GUJRAT: The Punjab Inspectorate of Treasuries and Accounts has stopped district accounts offices across the province from accepting credit receipts 32-A containing National Database and Registration Authority (Nadra) and service centre fees that used to be collected at the Computerised Land Record Centres (CLRCs) at Bank of Punjab (BoP) counters.

Treasury and Accounts Inspector Malik Rashid Ahmed in a written letter directed all district account officers not to collect certain dues/fees for which no separate head had yet been sanctioned by the competent authority.

After the letter was issued, services at most of the CLRCs linked to the centralised system of Punjab Land Record Authority (PLRA) remained suspended from Wednesday to mid Thursday however the PLRA resolved the issue through a makeshift arrangement with the BoP.

Accounts offices in the tehsils and districts also issued separate letters to the CLRCs to inform them of not accepting the said fees till a separate head could be approved.

The dues being collected included Rs100 as BoP charges, Rs60 Nadra veri-sys charges and Rs200 service centre (CLRCs) charges. They are being collected on the 32-A challan specified for treasury (accounts office) use, as all government dues and fees are usually collected on the same document.

A senior official of a district accounts office said: “The 32-A challan is meant for a specific head, but the PLRA is collecting different services fees whose head is yet to be defined. The practice was severe violation of accounts rules and the BoP has been accepting dues for unauthorised accounts.”

He added that the decision to not accept these dues was made to avoid any complication after reconciliation of the amounts (the receipts figures) later after the BoP sent scrolls to the accounts offices based on its daily receipts. These amounts are meant to be submitted to the district accounts offices concerned daily, but BoP has failed to do so in almost all districts.
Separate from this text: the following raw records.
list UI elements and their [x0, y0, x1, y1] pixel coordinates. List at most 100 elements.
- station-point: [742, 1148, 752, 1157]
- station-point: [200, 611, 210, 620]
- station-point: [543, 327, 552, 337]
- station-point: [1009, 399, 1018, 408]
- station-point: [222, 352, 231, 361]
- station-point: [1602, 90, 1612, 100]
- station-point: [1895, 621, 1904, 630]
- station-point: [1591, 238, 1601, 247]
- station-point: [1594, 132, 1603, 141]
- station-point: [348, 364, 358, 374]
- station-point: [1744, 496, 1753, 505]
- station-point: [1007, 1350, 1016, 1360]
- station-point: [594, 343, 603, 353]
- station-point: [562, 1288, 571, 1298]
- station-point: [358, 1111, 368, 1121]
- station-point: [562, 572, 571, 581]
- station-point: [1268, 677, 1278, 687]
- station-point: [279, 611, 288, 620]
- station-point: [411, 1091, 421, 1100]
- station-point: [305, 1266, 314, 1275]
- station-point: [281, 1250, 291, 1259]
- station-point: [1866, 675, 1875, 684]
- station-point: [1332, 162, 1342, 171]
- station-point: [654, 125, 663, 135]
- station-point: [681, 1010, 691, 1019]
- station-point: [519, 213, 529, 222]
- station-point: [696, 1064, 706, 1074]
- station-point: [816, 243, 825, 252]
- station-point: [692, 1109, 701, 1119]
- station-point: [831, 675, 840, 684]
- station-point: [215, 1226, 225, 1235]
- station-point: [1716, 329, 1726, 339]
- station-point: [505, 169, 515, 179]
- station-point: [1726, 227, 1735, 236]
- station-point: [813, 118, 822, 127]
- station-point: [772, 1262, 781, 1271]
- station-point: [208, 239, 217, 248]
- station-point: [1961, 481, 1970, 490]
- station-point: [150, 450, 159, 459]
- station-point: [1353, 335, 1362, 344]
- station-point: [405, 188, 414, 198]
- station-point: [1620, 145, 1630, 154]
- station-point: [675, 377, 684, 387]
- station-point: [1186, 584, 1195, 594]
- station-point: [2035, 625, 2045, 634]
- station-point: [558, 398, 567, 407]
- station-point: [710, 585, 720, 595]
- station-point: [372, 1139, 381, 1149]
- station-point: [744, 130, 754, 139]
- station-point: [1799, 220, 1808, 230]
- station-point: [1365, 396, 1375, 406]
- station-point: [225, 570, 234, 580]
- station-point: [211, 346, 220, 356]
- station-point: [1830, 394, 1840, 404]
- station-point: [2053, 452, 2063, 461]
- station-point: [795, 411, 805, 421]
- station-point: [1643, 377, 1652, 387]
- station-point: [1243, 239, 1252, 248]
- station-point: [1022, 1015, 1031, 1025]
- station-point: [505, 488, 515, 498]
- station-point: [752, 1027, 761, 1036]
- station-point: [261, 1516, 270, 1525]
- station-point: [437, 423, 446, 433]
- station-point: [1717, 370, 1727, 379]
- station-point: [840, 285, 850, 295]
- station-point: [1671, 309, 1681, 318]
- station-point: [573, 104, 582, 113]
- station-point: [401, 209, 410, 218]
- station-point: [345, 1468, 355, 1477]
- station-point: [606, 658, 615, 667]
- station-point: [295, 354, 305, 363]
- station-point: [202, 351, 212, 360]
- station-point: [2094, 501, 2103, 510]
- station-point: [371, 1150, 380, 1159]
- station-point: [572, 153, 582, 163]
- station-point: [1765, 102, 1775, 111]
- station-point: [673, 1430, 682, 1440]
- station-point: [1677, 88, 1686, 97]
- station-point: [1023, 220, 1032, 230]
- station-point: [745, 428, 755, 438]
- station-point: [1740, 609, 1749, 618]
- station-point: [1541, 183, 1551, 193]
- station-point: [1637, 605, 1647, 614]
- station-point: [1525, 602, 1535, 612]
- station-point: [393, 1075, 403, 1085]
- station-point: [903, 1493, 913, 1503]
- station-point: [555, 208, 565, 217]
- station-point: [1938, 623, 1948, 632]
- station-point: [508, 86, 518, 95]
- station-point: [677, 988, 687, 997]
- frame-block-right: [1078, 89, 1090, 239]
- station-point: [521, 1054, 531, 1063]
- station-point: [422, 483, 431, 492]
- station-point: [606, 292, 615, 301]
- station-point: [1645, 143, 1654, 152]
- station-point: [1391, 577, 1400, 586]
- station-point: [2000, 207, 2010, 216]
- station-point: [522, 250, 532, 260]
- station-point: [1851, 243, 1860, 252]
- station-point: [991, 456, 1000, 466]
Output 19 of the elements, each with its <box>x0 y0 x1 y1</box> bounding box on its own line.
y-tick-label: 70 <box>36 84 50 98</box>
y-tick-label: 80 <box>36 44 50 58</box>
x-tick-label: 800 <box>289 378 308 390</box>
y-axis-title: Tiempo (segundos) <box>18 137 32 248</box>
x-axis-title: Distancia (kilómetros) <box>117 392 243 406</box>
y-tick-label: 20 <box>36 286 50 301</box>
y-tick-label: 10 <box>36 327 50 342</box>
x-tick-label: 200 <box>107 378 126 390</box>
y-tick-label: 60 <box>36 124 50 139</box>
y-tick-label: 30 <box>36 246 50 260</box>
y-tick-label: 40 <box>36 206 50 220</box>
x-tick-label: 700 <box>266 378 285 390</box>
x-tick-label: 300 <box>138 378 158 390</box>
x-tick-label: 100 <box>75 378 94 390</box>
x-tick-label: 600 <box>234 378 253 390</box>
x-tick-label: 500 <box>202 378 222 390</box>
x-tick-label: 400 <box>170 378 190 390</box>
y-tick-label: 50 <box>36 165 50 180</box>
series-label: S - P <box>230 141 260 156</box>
According to a district administration officer, no one knew how all this had been planned without any criteria defined for specific heads. These steps were taken without taking the accounts department on board. He said sanctioning of a separate head on these receipts was a legal requirement that should have been fulfilled prior to signing an accord with the BoP to open counters at the CLRCs. But sanctioning of a separate head would incur cost as well as periodical audit, which had been avoided by the authority concerned, he claimed.

On the other hand, a senior PLRA official said centralised software was a new vision and an innovative step which needed further improvement. There is no doubt there were some loopholes, but organisations and departments should work jointly for the welfare of the public.